The first problem is, given some set of data, how to find that monotonically increasing part.
It’s a fairly straightfoward idea: sort in terms of the x
variable, step through and note the points where the observed y
variable is higher than any point you’ve seen before.
monoselect <- function(x, y)
{
if (missing(y) || is.null(y))
stop("numeric y must be supplied.")
ord <- order(x)
len <- length(x)
if (len != length(y)) stop("y must have same length as x.")
returnvec = ord[1]
tmp = y[ord[1]]
for (i in 2:length(x)) {
if (y[ord[i]] >= tmp) {
returnvec = c(returnvec, ord[i])
tmp = y[ord[i]]
}
}
returnvec
}
This is precisely analogous to the chull
example in the documentation, so we can make a similar change as there:
library(ggplot2)
# make new stat based on monoselect
StatMono <- ggproto("StatMono", Stat,
compute_group = function(data, scales) {
data[monoselect(data$x, data$y), , drop = FALSE]
},
required_aes = c("x", "y")
)
# make new layer based on StatMono
stat_mono <- function(mapping = NULL, data = NULL, geom = "line",
position = "identity", na.rm = FALSE, show.legend = NA,
inherit.aes = TRUE, ...) {
layer(
stat = StatMono, data = data, mapping = mapping, geom = geom,
position = position, show.legend = show.legend, inherit.aes = inherit.aes,
params = list(na.rm = na.rm, ...)
)
}
What it looks like:
set.seed(20190422)
library(tibble)
df <- tibble(group = rep(c('A','B'), times = 50),
x = rep(1:50, 2),
y = (rep(1:2, times = 50) * x + 7 * rnorm(100)))
p <- ggplot(data = df, mapping = aes(color = group, x = x, y = y)) +
geom_point() +
stat_mono(aes(color = group)) +
theme_minimal() +
NULL
plotly::ggplotly(p)
Incidentally, if you don’t know this trick, give it a whirl: when you’re adding
to a ggplot
, write your code as whatever() +
and throw a NULL
at the end.
It makes it easier to add or comment out lines without worrying about killing
the plot.
Next I am interested in finding local maxima, I haven’t written the functions yet, but here is what I want to accomplish:
nreps = 30
df <- tibble( x = rep(1:10, each = nreps) + rnorm(10*nreps, sd = 0.2),
means = rep(sample(1:10, 10, replace = TRUE), each = nreps),
y = rnorm(10*nreps, means, 3))
plotly::ggplotly(qplot(x,y,data = df) + theme_bw())
I want to have the local maxima marked by a curve in a LOESS-like fashion, probably with a specified bandwidth.

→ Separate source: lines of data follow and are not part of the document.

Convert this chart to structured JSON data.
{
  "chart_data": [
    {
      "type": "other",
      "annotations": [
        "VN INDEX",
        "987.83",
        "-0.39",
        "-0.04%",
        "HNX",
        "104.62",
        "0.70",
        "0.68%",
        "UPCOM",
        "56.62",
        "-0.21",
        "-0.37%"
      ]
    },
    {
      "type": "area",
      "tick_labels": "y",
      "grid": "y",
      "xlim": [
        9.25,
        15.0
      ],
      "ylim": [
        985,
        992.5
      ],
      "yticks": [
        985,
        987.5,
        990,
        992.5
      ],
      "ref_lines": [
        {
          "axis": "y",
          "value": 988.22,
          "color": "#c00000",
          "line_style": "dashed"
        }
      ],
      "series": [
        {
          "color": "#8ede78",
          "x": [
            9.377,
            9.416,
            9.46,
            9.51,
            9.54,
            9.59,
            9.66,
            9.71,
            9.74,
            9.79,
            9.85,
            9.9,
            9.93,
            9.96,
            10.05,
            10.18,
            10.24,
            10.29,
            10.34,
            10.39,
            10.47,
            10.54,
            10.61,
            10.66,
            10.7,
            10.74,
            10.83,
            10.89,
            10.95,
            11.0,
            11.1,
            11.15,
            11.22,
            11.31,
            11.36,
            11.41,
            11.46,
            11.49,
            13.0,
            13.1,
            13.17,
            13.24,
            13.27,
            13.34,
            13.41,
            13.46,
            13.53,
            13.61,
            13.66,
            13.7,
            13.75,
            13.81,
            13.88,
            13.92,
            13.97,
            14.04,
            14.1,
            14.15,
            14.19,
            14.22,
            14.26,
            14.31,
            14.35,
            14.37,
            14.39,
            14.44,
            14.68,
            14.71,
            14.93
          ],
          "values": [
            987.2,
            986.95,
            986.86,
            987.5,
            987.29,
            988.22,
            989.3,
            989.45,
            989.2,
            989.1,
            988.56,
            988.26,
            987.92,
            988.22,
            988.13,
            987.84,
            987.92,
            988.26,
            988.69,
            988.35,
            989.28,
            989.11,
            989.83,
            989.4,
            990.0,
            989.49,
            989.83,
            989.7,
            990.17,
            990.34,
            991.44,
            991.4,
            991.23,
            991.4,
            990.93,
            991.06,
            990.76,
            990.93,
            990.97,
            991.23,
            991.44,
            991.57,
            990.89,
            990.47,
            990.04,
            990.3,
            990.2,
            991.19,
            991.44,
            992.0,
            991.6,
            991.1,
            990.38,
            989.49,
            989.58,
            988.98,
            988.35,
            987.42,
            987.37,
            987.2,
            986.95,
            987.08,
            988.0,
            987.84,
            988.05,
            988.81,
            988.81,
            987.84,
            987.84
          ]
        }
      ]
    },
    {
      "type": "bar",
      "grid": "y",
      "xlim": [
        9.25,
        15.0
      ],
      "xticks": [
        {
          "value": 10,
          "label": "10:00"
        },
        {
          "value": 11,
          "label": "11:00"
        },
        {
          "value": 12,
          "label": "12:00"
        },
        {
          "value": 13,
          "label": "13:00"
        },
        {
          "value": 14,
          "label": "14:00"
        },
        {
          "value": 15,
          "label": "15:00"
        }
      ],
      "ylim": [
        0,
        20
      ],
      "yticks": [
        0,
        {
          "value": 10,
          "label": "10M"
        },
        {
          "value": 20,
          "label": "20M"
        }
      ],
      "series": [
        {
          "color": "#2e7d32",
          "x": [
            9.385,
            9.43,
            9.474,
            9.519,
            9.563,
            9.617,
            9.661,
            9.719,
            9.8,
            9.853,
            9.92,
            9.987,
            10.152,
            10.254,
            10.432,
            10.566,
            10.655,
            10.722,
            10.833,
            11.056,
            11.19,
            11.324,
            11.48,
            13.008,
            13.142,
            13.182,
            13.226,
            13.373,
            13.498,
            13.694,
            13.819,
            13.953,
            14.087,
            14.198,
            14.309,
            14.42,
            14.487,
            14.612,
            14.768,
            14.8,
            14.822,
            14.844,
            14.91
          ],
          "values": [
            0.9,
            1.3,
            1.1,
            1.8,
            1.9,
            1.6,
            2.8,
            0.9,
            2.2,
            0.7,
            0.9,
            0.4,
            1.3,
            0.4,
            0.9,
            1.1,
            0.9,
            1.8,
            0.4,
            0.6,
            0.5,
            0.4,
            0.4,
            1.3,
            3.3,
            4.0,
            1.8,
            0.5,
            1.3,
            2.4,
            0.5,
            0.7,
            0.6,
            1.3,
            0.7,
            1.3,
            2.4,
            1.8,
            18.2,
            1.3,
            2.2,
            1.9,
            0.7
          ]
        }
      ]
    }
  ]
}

Whether it catches the dip at approximately 7 or not depends on the bandwidth, but it certainly shouldn’t think the maximum just after 5 is where the line should stay forever. I’ll get around to writing this soon.
I don’t know if these two functions are worth turning into a package, but they’d be useful enough for a couple things I’m doing at the moment. Whatever the case, here you got to see my first attempt at making my own ggplot2
extensions. If you write something for the open question at the end here before I do, let me know.
[1]: Incidentally, I found James Comey’s remarks on this in, if I recall correctly, this pod-cast, rather refreshing. It is kind of an odd reference for me to make, in some sense, but also completely characteristic in another. The context was new hires to the FBI and his point was essentially that joining the Bureau was a big thing and it would worrisome not to sometimes feel a little overwhelmed and out of place.